On Aug. 3, you did a confessional stand-up routine at L.A.’s Largo club, where you talked about your breast cancer. Louis C.K. called it one of the best sets he had ever seen. What drove you to put that on stage?
I had done This American Life back in May, and [host] Ira [Glass] called me a couple of days after, saying that segment was very popular and he wanted me back on the show immediately, and I was like, ”Sure, I’ll work on something.” So I wrote up, like, 10 pages of what had been going on, and I met with him about it, and he looked at me and said, ”This is so depressing.” And I said, ”I know, this is my life! I don’t know what to do!”… There were no jokes in the 10 pages I showed him. It was just a list of horrible things that had happened. So I just started writing like crazy, and the day before the [Largo] show I had another doctor’s appointment, and that’s when the doctor told me it was stage 2 and it was an invasive cancer that had spread to my lymph nodes. So I was devastated all over again. And right then I got a text from [Mark] Flanagan, the owner of Largo, saying, ”Are you gonna do the show?” And I just wrote, ”Yeah.” But I was [thinking], ”What am I doing?”

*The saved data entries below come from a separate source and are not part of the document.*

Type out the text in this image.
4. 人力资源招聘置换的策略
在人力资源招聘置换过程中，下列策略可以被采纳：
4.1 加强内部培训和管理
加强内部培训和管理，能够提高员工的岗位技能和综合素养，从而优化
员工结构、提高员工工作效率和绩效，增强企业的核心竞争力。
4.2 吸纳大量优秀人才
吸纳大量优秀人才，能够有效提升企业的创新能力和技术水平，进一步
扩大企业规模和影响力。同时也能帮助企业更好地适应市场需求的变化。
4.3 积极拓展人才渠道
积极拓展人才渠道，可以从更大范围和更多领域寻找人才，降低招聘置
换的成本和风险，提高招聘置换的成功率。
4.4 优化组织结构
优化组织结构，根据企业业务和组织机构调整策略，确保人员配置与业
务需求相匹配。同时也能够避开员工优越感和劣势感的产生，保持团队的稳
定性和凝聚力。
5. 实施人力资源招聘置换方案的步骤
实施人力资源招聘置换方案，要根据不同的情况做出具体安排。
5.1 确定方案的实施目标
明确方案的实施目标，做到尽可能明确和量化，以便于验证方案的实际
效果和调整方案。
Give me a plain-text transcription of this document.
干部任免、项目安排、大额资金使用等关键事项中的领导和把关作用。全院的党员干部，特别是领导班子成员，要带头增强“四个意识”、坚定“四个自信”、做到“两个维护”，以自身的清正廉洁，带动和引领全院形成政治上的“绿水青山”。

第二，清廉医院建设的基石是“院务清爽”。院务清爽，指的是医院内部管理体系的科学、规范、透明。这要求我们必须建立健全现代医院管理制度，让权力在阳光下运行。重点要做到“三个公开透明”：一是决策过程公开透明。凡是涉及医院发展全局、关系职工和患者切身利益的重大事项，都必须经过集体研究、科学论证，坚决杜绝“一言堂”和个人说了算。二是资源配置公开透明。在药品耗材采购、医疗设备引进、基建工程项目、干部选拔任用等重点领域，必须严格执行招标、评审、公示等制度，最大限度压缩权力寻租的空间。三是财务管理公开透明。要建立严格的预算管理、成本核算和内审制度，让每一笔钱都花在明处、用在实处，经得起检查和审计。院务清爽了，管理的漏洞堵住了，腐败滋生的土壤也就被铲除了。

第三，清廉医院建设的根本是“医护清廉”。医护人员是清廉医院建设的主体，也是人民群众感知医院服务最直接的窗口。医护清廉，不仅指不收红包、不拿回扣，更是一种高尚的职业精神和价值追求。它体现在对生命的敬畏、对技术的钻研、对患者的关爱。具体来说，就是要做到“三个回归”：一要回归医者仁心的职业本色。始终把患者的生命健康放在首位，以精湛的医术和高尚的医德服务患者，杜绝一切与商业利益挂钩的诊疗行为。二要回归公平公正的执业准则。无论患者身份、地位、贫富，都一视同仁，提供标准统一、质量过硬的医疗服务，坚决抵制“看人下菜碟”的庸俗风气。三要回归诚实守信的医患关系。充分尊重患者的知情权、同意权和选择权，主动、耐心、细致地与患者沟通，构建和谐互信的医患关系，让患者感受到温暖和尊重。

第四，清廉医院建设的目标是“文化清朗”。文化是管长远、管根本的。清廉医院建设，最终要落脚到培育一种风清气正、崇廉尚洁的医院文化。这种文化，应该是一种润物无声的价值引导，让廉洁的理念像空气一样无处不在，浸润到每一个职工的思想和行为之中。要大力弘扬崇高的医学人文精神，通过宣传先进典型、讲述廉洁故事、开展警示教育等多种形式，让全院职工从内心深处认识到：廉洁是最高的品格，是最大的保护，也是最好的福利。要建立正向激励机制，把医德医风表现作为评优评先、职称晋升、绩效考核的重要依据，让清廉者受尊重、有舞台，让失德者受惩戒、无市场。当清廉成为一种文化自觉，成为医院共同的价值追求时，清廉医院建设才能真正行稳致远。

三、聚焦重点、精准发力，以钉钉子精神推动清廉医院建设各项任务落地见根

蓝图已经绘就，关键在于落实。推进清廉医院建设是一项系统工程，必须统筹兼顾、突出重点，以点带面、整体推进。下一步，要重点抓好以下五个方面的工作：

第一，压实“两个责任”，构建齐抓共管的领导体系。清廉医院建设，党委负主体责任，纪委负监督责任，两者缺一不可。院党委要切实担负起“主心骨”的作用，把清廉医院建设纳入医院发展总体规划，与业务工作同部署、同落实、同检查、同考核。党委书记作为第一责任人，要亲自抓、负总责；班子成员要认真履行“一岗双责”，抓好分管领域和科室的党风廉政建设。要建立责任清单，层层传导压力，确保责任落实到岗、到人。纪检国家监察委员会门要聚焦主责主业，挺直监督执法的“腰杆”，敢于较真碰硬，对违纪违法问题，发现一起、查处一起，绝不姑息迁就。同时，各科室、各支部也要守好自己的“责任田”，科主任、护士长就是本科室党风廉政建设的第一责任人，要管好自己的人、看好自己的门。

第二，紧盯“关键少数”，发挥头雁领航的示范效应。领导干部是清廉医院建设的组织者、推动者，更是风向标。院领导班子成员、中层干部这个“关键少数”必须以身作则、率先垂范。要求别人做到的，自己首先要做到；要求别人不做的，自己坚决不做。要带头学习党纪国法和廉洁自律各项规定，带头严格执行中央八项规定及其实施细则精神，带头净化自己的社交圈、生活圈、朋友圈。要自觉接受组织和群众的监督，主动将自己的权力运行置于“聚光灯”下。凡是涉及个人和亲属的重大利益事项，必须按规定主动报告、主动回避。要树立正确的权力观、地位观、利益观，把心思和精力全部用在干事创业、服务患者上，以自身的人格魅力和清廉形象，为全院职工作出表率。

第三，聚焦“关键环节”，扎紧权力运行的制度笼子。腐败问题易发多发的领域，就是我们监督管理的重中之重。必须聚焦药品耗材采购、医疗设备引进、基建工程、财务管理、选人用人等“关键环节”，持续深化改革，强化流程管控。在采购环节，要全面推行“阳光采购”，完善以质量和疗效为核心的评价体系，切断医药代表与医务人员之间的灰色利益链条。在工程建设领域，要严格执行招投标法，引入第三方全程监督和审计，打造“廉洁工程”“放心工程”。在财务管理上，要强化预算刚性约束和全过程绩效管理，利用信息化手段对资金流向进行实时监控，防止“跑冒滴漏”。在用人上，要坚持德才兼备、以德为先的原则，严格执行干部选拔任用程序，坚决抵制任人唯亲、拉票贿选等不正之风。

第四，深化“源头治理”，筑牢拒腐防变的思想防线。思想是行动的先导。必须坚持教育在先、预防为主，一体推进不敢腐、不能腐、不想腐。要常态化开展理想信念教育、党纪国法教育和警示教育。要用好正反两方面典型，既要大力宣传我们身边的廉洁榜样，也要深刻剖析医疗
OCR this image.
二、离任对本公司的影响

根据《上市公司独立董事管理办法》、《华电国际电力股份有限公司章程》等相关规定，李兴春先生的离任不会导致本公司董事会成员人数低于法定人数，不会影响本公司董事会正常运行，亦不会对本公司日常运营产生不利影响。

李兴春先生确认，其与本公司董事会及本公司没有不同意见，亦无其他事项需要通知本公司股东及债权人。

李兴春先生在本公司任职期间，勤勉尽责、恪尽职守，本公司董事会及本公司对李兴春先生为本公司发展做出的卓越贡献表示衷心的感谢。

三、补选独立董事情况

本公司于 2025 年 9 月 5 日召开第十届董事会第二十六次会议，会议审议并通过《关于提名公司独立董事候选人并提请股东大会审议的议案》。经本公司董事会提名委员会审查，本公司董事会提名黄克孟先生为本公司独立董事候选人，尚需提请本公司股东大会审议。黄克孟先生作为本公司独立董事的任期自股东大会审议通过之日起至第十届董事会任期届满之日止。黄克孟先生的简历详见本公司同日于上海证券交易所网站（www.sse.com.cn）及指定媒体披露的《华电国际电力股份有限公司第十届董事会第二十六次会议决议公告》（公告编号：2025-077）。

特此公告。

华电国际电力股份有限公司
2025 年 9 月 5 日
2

Were you surprised at the response?
Flanagan records audio of most of the shows there, so when I got off stage and went home that night, I emailed Ira and said, ”I think I got something you could maybe use [for This American Life].” Then I went to bed, and when I woke up, there were 10 million emails, messages, texts, book-deal offers. I was like, ”What in the hell is going on? How did everybody find out I have cancer?” Obviously I knew the 300 people in that room would know, and I was very aware that word would get out, but I thought it would be a slow trickle. [This American Life has not yet scheduled an airdate for Notaro’s segment.]
Prior to your cancer diagnosis, you were in the hospital for a debilitating intestinal disease and endured the death of your mother.
I got out of the hospital, and a couple of days later was my 41st birthday, and then a couple of days after that, my mother tripped and hit her head and was on life support. In a week, I was lying in the hospital, then turned 41, then my mother died. It was a very confusing week.
Your career has moved in small increments until now. How are you handling your sudden fame?
People have told me that it’s crazy and that everybody is talking about me. But I haven’t really been out since I did that show. I’ve been so busy with doctor’s appointments.
Do you think you’ve found the funny in cancer?
Absolutely. When I went on stage at Largo, I was just a day out of being in the fetal position crying. The fact that I was on stage so soon after and making myself and other people laugh about it, I’m so glad that happened.
What’s next for you?
I’m going into preoperation prep, and then I’m going to have an operation, and then recover, and then move to New York [to continue working on Amy Schumer’s upcoming show for Comedy Central].
Are you concerned with now being known as ”the cancer comic”?
I am conscious of it, but I have to have faith that I have enough of a point of view as a human and as a comic that I’m not going to be sucked into that being my thing now. I don’t want to be the cancer comic…. I hope it’s just going to be one of those things that’s thrown in the mix. And then I’ll be on to the next thing. And I’m so curious to find out what that is.